Gülsin Onay 17 Mayıs’ta ziyaret ettiği Suna Kan ile bu fotoğrafı paylaşmıştı. 

Türk bestekarlara vefa

Suna Kan, Türk bestekarların keman repertuvarının en yeterli yorumcularından biriydi. Necil Kazım Akses’in Keman Konçertosu’nun birinci çalınışını gerçekleştiren sanatçı, Ulvi Cemal Erkin’in Keman Konçertosu ile Ahmet Adnan Saygun’un Keman Konçertosu’nu da icra etti.

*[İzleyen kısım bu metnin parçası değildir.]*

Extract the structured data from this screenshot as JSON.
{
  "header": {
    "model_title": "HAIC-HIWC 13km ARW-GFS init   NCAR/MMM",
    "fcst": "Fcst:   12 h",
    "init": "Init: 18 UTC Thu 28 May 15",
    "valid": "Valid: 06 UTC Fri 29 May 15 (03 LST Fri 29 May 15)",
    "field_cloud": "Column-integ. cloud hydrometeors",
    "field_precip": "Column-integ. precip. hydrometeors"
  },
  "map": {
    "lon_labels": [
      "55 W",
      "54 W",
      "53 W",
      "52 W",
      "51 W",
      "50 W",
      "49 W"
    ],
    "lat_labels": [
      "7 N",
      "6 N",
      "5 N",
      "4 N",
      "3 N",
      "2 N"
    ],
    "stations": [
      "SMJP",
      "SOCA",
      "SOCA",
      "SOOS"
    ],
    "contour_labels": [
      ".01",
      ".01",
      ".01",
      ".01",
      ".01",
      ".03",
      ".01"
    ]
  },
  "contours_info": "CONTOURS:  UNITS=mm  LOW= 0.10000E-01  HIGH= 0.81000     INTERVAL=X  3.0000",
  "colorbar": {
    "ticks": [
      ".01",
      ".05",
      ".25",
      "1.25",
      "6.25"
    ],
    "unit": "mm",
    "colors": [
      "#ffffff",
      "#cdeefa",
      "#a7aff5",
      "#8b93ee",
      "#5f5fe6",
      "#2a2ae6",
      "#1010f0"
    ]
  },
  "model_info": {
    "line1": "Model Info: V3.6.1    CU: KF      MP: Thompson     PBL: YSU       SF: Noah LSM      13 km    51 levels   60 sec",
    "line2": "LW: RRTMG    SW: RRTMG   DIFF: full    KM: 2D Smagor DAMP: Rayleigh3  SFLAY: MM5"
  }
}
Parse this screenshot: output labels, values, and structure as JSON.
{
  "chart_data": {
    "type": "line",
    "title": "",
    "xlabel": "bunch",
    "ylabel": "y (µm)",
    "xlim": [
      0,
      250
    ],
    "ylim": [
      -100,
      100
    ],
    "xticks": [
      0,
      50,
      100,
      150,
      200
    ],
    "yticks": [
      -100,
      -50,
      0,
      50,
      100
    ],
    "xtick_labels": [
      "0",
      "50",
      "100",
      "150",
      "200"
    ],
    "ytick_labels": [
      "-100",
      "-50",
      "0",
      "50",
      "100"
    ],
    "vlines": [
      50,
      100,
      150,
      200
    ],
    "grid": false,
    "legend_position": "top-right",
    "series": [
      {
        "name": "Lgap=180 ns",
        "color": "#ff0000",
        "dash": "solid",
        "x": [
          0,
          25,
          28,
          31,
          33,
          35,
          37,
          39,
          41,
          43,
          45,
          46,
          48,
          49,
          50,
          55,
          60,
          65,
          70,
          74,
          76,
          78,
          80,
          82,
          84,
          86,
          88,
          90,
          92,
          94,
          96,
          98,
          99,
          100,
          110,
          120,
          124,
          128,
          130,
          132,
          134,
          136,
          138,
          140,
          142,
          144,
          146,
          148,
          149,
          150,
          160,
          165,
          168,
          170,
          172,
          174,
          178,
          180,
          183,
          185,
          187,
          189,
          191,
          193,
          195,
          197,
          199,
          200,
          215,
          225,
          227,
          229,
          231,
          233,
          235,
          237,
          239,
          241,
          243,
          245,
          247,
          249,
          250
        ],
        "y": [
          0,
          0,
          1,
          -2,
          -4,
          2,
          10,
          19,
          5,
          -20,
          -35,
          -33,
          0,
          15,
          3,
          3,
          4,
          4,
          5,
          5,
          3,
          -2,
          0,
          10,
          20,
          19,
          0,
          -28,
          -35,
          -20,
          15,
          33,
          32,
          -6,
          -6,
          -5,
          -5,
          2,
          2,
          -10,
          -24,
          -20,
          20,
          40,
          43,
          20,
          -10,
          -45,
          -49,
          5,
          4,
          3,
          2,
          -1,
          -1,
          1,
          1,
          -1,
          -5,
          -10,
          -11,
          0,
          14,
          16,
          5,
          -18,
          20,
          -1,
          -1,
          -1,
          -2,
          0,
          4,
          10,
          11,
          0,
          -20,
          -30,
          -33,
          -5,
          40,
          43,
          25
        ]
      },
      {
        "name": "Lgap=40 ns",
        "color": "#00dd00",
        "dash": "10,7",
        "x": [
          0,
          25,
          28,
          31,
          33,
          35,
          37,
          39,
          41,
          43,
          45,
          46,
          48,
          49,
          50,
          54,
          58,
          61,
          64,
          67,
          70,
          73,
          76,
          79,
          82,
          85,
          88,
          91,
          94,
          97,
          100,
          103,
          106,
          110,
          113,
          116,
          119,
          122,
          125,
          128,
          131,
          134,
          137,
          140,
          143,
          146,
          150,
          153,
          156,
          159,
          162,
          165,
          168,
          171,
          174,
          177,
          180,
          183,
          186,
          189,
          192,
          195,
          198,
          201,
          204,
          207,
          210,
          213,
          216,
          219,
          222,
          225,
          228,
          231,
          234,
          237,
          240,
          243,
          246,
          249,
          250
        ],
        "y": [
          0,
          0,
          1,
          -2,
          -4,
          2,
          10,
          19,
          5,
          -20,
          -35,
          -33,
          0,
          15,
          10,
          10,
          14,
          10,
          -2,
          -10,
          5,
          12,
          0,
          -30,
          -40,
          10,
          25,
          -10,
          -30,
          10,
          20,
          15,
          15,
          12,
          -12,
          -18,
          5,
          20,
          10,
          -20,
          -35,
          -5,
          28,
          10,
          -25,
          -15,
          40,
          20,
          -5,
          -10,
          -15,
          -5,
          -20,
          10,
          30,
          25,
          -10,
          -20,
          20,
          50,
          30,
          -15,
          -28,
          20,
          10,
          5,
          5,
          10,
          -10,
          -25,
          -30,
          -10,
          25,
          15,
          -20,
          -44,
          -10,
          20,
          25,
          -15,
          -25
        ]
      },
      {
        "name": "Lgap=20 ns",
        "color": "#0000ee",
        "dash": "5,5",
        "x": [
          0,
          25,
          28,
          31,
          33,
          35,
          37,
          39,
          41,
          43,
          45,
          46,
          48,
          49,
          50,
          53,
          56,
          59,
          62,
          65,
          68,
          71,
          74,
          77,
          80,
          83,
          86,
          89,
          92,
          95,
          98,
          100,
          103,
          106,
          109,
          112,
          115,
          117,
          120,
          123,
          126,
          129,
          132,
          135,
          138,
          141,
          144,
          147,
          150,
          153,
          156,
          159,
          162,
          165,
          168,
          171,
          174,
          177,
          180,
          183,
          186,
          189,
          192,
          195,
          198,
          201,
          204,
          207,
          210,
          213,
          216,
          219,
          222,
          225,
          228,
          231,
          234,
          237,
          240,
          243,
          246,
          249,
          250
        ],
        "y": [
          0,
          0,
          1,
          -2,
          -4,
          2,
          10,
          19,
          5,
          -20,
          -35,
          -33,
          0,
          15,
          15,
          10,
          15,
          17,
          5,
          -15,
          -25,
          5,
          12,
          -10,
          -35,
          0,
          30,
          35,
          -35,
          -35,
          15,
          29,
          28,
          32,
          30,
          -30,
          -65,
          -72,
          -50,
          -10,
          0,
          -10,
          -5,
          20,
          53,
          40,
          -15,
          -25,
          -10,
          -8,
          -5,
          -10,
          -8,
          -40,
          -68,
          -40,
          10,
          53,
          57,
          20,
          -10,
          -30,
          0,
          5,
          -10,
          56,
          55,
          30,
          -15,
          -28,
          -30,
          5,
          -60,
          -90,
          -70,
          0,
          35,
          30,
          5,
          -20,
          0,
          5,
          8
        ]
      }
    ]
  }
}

‘Keman kutumu kapattım’ demişti

Uzun yıllar Cumhurbaşkanlığı Senfoni Orkestrası’nda solist ve başkemancı olarak misyon yapan büyük usta Suna Kan, 1971’den bu yana “Devlet Sanatçısı” unvanını taşıyordu. Mayıs 2017’de sıhhat sıkıntıları nedeniyle uzun bir müddet konser vermediğini söyleyen sanatçı “Kemanın kutusunu şimdilik, bu dünyadan gidinceye kadar kapattım” demişti. Kan, bir öbür röportajında ise “50 yıldır kemanımla yaşıyorum. Hiçbir eşimle, ne annemle ne babamla, ne oğlumla bu kadar uzun yaşamadım” tabirlerini kullanmıştı.